On Jan11, 2011, at 23:55 , Joel Jacobson wrote:
> 2011/1/11 Florian Pflug <f...@phlo.org>:
>> Could you give an example of the kind of trouble you're experiencing trying
>> to use a topological sort?
> 
> Let's say you have a table t and a view v.
> The view v is defined as select * from t;
> If we put all objects in a tree, with the public schema as the root,
> both v and t will directly under the root, but in reality, v cannot be
> created before t.

AFAICS, you get the following dependencies (apart from the obvious
NORMAL dependencies from the pg_class entries of t and v on public)

  t (pg_class) <--[INTERNAL]-- t (pg_type)
        /°\
         |
     [NORMAL]
         |
_RETURN (pg_rewrite)
     |        |
 [NORMAL] [INTERNAL]
     |        |  
    \./      \./
    v (pg_class) <--[INTERNAL]-- v (pg_type)

INTERNAL dependencies mark objects which spring into existence once the
referenced (target in my diagram) object is created.
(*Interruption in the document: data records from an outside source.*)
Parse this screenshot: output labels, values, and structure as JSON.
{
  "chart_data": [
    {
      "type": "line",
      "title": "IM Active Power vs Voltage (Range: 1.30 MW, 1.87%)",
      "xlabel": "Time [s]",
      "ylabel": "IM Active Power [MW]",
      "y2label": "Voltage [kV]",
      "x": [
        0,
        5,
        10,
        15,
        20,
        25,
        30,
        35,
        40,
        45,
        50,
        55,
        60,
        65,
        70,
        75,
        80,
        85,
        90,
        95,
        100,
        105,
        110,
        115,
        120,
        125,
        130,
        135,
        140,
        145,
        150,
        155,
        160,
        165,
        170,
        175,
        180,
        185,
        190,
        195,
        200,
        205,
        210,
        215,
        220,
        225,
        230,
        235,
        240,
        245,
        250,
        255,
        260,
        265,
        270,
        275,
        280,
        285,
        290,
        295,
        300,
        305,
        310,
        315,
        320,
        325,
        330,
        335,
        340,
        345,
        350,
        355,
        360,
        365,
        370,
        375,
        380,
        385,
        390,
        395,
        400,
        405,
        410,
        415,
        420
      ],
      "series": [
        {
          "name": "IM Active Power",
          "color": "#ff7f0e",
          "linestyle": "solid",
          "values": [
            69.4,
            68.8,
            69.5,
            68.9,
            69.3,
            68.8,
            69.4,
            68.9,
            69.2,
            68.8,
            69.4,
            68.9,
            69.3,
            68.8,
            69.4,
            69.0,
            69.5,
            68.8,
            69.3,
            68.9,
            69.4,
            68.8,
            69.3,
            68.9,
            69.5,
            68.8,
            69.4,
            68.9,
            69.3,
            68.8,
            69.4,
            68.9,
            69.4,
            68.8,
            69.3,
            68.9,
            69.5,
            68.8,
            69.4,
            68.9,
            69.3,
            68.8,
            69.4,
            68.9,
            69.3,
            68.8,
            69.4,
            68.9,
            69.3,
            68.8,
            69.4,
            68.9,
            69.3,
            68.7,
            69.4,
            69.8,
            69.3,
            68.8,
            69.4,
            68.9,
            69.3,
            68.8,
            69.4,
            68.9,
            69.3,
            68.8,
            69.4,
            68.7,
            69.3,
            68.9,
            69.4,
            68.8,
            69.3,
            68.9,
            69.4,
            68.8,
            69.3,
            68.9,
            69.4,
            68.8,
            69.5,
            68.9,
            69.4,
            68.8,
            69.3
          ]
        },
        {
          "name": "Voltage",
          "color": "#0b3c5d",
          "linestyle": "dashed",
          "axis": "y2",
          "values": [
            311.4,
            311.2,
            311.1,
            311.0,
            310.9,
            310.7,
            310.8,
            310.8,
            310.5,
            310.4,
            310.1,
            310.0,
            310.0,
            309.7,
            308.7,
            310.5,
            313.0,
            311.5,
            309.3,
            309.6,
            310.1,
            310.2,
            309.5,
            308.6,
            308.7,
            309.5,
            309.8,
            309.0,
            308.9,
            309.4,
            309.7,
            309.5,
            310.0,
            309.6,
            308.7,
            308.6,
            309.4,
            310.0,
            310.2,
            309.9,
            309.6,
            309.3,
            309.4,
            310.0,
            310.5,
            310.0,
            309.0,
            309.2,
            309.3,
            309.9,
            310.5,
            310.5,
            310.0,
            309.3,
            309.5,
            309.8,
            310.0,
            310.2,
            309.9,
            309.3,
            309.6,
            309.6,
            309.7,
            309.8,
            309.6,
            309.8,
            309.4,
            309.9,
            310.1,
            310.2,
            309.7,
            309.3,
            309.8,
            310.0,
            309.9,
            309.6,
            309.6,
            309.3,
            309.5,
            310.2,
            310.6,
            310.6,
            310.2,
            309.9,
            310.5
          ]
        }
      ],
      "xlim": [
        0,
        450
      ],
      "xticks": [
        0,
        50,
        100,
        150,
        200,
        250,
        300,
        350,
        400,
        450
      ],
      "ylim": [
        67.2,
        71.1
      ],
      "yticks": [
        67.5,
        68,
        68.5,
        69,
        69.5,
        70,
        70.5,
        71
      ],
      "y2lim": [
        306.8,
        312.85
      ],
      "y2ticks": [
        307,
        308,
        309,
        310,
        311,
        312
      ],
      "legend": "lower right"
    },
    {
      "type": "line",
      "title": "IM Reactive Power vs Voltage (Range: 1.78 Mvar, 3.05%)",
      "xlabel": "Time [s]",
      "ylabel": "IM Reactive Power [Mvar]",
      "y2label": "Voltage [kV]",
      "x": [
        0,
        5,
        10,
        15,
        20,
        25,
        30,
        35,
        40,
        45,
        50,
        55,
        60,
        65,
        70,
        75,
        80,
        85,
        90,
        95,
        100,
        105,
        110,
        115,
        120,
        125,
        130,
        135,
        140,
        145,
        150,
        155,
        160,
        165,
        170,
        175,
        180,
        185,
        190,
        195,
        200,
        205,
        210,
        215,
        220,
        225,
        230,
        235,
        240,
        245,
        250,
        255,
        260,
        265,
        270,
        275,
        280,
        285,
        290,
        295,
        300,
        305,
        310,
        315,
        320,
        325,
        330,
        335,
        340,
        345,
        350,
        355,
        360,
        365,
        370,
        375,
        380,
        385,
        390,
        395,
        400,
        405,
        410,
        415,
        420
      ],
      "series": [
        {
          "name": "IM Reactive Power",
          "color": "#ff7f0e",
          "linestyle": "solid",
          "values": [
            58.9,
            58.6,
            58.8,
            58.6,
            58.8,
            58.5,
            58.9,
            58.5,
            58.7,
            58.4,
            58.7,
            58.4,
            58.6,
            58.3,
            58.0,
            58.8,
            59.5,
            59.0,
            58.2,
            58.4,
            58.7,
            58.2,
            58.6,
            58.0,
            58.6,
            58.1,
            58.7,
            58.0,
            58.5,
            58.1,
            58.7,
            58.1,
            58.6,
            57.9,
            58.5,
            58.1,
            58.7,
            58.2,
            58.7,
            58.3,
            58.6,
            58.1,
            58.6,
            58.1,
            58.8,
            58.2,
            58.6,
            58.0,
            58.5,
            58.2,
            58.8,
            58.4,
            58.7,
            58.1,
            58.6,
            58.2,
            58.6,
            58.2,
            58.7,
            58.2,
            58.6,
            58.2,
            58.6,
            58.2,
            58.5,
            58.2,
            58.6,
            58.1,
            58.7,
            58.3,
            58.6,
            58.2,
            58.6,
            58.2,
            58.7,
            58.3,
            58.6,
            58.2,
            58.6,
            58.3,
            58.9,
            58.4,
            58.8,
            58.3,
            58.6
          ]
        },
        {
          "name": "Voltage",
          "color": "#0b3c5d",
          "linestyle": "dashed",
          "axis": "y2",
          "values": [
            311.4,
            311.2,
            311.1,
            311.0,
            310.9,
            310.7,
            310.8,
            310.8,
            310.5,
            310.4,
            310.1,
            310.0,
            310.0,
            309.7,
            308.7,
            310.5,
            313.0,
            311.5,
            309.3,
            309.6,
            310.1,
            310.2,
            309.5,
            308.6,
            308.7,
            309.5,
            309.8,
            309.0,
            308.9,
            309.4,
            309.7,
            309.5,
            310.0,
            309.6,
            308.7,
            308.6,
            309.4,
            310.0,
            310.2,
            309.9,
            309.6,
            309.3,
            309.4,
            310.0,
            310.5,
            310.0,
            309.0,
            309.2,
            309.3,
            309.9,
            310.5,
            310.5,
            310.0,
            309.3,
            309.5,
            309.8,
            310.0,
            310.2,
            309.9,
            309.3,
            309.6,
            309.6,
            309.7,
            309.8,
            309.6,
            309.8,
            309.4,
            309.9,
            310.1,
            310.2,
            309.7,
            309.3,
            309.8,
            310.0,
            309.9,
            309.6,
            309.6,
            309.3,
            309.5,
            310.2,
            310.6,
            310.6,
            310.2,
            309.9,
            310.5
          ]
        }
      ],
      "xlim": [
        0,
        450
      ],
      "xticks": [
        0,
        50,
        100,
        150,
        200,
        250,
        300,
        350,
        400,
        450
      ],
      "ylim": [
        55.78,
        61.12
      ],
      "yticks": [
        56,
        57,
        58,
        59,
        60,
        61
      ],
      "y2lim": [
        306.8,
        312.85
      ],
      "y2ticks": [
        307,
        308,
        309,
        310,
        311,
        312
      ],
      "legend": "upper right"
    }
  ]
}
You can thus fold a
node I (the INTERNALly-depending object) into a node O (the object created
by the user) if there is an INTERNAL dependency from I to O.
The diagram then becomes

v (pg_class) --[NORMAL]--> t (pg_class)

Which correctly states that t must be created before v.

> This is the reason why a normal topological sort doesn't work.
> You have to look at the deptype and sort nodes having "internal" edges
> between them differently.

I suggest you try to node-folding strategy and see how far it gets you.

> I guess it's time for plan B, sorting based on oid, no biggie, it will
> work for my purpose, but it's damn ugly.

That will probably crash and burn once the OIDs have wrapped around once.